The House Ways & Means Committee on Feb. 8 voted to kill an FCC program designed to increase minority ownership in the media, applying the action retroactively to effectively block Viacom’s planned $2.3 billion sale of its cable systems to a minority-controlled partnership.

The vote came after a rancorous session in which Democrats accused Republicans of trying to roll back programs that benefit blacks and other minorities. Rep. Charles Rangel (D-N.Y.) said that “today it’s this. Tomorrow it’s affirmative action and the next day I suppose we’ll be repealing the 13th (abolishment of slavery) and 14th (due process afforded all citizens) Amendments.

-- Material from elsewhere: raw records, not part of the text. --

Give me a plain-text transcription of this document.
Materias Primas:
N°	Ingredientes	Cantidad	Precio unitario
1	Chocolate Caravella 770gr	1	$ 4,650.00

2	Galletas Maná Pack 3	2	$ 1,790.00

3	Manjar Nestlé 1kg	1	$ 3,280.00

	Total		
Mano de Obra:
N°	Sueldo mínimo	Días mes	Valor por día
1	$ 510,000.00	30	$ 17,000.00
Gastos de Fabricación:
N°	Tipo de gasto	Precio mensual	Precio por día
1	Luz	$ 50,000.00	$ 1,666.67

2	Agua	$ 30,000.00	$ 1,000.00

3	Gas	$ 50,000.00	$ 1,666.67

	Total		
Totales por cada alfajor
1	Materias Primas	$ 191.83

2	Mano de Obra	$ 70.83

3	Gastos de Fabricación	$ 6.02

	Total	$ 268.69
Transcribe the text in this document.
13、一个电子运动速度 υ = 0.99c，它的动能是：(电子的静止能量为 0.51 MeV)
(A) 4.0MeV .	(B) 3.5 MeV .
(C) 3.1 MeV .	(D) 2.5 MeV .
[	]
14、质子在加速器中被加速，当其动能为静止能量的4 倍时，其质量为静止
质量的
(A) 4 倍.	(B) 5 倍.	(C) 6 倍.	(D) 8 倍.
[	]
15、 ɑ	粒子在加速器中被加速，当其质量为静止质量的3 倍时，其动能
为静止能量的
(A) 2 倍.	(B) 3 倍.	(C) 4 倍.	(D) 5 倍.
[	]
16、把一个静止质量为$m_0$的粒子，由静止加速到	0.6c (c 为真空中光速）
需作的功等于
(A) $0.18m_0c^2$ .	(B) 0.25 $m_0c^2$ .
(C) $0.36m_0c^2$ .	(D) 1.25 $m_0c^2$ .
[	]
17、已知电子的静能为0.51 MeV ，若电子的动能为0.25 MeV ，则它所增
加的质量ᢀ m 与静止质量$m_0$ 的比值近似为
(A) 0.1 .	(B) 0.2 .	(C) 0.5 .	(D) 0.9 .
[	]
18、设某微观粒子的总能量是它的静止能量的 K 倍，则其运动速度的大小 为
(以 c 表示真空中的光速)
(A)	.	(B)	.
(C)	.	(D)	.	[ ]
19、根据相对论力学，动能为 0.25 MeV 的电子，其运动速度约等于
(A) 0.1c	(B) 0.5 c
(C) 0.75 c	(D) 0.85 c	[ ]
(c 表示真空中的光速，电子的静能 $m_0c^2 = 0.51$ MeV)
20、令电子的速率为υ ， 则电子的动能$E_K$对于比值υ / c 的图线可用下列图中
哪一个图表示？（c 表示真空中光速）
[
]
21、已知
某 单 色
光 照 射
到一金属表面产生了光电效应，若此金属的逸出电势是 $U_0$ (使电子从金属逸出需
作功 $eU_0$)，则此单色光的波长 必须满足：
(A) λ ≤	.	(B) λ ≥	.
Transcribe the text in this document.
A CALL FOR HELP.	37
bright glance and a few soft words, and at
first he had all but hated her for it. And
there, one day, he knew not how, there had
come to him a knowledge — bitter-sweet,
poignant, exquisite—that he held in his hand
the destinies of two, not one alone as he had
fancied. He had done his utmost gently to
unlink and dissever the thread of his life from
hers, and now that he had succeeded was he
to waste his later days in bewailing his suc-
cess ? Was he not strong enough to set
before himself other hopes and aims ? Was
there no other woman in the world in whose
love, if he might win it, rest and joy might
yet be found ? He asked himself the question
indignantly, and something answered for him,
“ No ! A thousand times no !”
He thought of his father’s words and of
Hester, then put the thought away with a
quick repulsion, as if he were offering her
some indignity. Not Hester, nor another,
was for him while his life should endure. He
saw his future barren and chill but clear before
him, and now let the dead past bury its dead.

Then we’re back to where we started.”

At issue is a longstanding Federal Communications Commission tax certificate program that allows cable TV operators and broadcasters to avoid or defer taxation by selling their media properties to minorities. In killing the program, the Ways & Means panel used a portion of the money saved from the tax certificate program to fund the permanent extension of unemployment benefits to self-employed workers.

Republicans on the committee chaired by Rep. Bill Archer (R-Texas) questioned the worthiness of the program, focusing on Viacom’s proposed cable system sale to highlight what they have dubbed “corporate welfare.”

Under Viacom’s deal, the media conglomerate would avoid or defer as much as $640 million in federal and state taxes by unloading its cable properties to a partnership comprised of Sacramento-based media exec Frank Washington and cable giants Tele-Communications Inc. and Intermedia Partners.

Washington, who is black, designed the FCC tax certificate program while serving at the FCC in the late 1970s. He plans to invest about $2 million of his own money in exchange for a 20% stake as controlling general partner of the new company.